In tensorflow, placement refers to how individual operations are assigned on a device for execution. When there is no guidance provided, tensorflow automatically decides which device to execute an operation and copies tensors to that device. If needed, tensorflow operations are explicitly placed on specific devices using the tf.device context manager.

In [19]:
# Example 

import time 

def time_matmul(x):
  start = time.time()
  for loop in range(10):
    tf.matmul(x,x)

  result = time.time() - start 

  print("10 loops : {:0.2f}ms".format(1000*result))
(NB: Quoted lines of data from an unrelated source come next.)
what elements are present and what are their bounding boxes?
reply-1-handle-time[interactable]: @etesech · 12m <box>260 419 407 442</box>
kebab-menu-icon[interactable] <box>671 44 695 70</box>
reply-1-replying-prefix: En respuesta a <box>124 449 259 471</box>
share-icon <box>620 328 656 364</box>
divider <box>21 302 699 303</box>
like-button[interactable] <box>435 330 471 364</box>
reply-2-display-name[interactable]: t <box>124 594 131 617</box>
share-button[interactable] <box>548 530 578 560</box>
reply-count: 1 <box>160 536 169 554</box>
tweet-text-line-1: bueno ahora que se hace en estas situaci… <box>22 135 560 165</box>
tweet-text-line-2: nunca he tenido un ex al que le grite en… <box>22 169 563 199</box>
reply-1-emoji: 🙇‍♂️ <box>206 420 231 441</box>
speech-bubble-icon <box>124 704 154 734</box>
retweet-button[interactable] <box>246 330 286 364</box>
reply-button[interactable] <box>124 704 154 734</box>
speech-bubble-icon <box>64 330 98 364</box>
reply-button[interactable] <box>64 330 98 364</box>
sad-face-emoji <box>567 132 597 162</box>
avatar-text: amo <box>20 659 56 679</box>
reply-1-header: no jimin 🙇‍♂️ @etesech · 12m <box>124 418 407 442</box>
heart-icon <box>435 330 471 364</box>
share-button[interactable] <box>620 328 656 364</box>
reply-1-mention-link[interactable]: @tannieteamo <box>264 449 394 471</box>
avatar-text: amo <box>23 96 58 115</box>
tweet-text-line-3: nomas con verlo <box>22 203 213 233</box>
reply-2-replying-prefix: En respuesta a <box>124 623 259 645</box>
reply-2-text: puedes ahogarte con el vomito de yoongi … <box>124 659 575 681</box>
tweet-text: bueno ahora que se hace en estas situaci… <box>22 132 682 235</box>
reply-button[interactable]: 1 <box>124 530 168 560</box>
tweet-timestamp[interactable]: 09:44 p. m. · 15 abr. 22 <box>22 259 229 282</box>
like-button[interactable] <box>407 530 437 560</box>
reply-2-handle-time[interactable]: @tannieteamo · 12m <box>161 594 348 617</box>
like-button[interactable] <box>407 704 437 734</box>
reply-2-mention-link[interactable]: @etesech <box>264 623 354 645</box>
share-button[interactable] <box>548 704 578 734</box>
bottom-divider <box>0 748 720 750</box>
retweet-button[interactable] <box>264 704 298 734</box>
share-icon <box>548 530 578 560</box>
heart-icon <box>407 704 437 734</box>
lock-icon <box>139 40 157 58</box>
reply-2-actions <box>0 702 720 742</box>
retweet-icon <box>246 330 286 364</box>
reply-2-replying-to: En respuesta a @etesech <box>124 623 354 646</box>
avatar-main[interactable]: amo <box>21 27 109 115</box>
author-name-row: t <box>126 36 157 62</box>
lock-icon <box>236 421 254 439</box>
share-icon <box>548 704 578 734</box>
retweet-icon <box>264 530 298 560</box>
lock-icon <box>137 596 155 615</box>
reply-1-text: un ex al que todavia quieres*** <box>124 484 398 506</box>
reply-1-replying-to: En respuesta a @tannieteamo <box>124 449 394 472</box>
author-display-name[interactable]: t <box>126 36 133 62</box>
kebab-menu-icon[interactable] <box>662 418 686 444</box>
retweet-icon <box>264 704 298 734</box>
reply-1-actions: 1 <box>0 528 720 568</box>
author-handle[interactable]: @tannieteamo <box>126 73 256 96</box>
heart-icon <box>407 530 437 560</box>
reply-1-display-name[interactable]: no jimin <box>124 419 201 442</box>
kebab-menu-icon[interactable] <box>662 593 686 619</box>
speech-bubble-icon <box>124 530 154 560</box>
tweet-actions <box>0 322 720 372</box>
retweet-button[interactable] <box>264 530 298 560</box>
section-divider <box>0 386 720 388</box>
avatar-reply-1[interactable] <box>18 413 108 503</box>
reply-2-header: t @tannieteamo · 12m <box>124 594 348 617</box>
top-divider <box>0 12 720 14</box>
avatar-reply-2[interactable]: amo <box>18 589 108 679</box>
# we will force this execution to cpu 

print('On CPU')
with tf.device("CPU:0"):
  x = tf.random.uniform([1000,1000]) #random numbers 1000 points X 1000 arrays
  assert x.device.endswith("CPU:0") # make sure it happens on CPU 0
  time_matmul(x) # running a matrix multiplication of x into x and displays how much time it takes for the operation

# lets force the execution to GPU 

if tf.config.list_physical_devices("GPU"): # if GPU is available
  print("On GPU")
  with tf.device("GPU:0"):
    x = tf.random.uniform([1000,1000])
    assert x.device.endswith("GPU:0")
    time_matmul(x)


On CPU
10 loops : 393.74ms
On GPU
10 loops : 2565.94ms


## Datasets
This section uses the tf.data.Dataset API to build a pipeline for feeding data to your model. The tf.data.Dataset API is used to build performant, complex input pipelines from simple, re-usable pieces that will feed your model's training or evaluation loops.

In [21]:
# create a source dataset with tf factory functions 

ds_tensors = tf.data.Dataset.from_tensor_slices([1,2,3,4,5,6])

# create csv 
import tempfile 
_, filename = tempfile.mkstemp()

with open(filename, 'w') as f:
  f.write("""Line 1
Line 2
Line 3
  """)

ds_file = tf.data.TextLineDataset(filename)

In [24]:
print(ds_tensors)

<TensorSliceDataset shapes: (), types: tf.int32>


In [25]:
ds_file

<TextLineDatasetV2 shapes: (), types: tf.string>

## Apply Transformations 

using map, batch and shuffle

In [26]:
ds_tensors = ds_tensors.map(tf.square).shuffle(2).batch(2)

ds_file = ds_file.batch(2)

## Iterate 

tf.data.Dataset objects support iteration to loop over records 

In [27]:
print('Elements of ds_tensors:')
for x in ds_tensors:
  print(x)

print('\n Elements of ds_file:')
for x in ds_file:
  print(x) 

Elements of ds_tensors:
tf.Tensor([4 9], shape=(2,), dtype=int32)
tf.Tensor([16 25], shape=(2,), dtype=int32)
tf.Tensor([ 1 36], shape=(2,), dtype=int32)

 Elements of ds_file:
tf.Tensor([b'Line 1' b'Line 2'], shape=(2,), dtype=string)
tf.Tensor([b'Line 3' b'  '], shape=(2,), dtype=string)